Shortly after Battie's treatise was written, Rival physician John Monro of Bethlem Hospital published a response, critiquing it for being overly complex, vague and lacking in evidence. On the topic of "original madness" for example, he wrote:"Of what use it may hereafter prove to have thus divided madness into original and consequential is not my business to enquire at present. The first of these is entirely the doctor's invention, it never having been mentioned by any writer, or observed by any physician.
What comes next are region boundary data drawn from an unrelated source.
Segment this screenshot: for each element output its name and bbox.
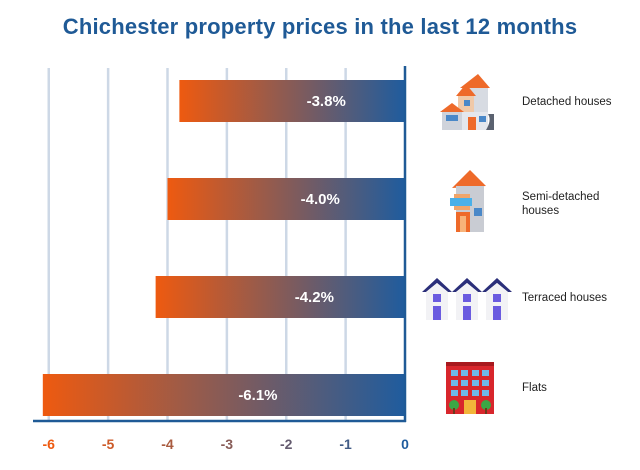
grid-lines: [47, 68, 347, 420]
x-tick-label: -6: [43, 436, 56, 452]
x-tick-label: -4: [161, 436, 174, 452]
x-tick-label: -5: [102, 436, 115, 452]
flats-icon: [446, 362, 494, 414]
terraced-houses-icon: [422, 278, 512, 320]
x-tick-label: -2: [280, 436, 293, 452]
x-tick-label: 0: [401, 436, 409, 452]
x-axis: [33, 66, 407, 423]
bar-data-label: -4.2%: [295, 289, 334, 306]
category-label-detached: Detached houses: [522, 96, 612, 108]
bar-data-label: -3.8%: [307, 93, 346, 110]
category-label-terraced: Terraced houses: [522, 292, 608, 304]
bar-data-label: -4.0%: [301, 191, 340, 208]
x-tick-label: -3: [221, 436, 234, 452]
chart-title: Chichester property prices in the last 1…: [62, 14, 578, 39]
bar: [42, 374, 405, 416]
x-tick-labels: -6 -5 -4 -3 -2 -1 0: [43, 436, 410, 452]
x-tick-label: -1: [339, 436, 352, 452]
category-label-semi-detached: Semi-detached houses: [522, 191, 600, 217]
bar: [167, 178, 405, 220]
bar-data-label: -6.1%: [238, 387, 277, 404]
detached-house-icon: [440, 74, 494, 130]
bar: [155, 276, 405, 318]
semi-detached-house-icon: [450, 170, 486, 232]
category-label-flats: Flats: [522, 382, 547, 394]
bars: -3.8% -4.0% -4.2% -6.1%: [42, 80, 405, 416]
bar: [179, 80, 405, 122]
What is the cause of original madness? It is unknown. What are the symptoms? There are none. The method of cure? It admits of no cure, unless nature has a mind to recompense a little its ill-conditioned fate by a perfect recovery without our assistance and beyond our expectation."Both the St Luke's Hospital for Lunatics and Bethlem Royal Hospital practised involuntary confinement and use of restraints, but only the latter was open to public visitors. These public hospitals competed with a growing number of private institutions, including Battie's own properties.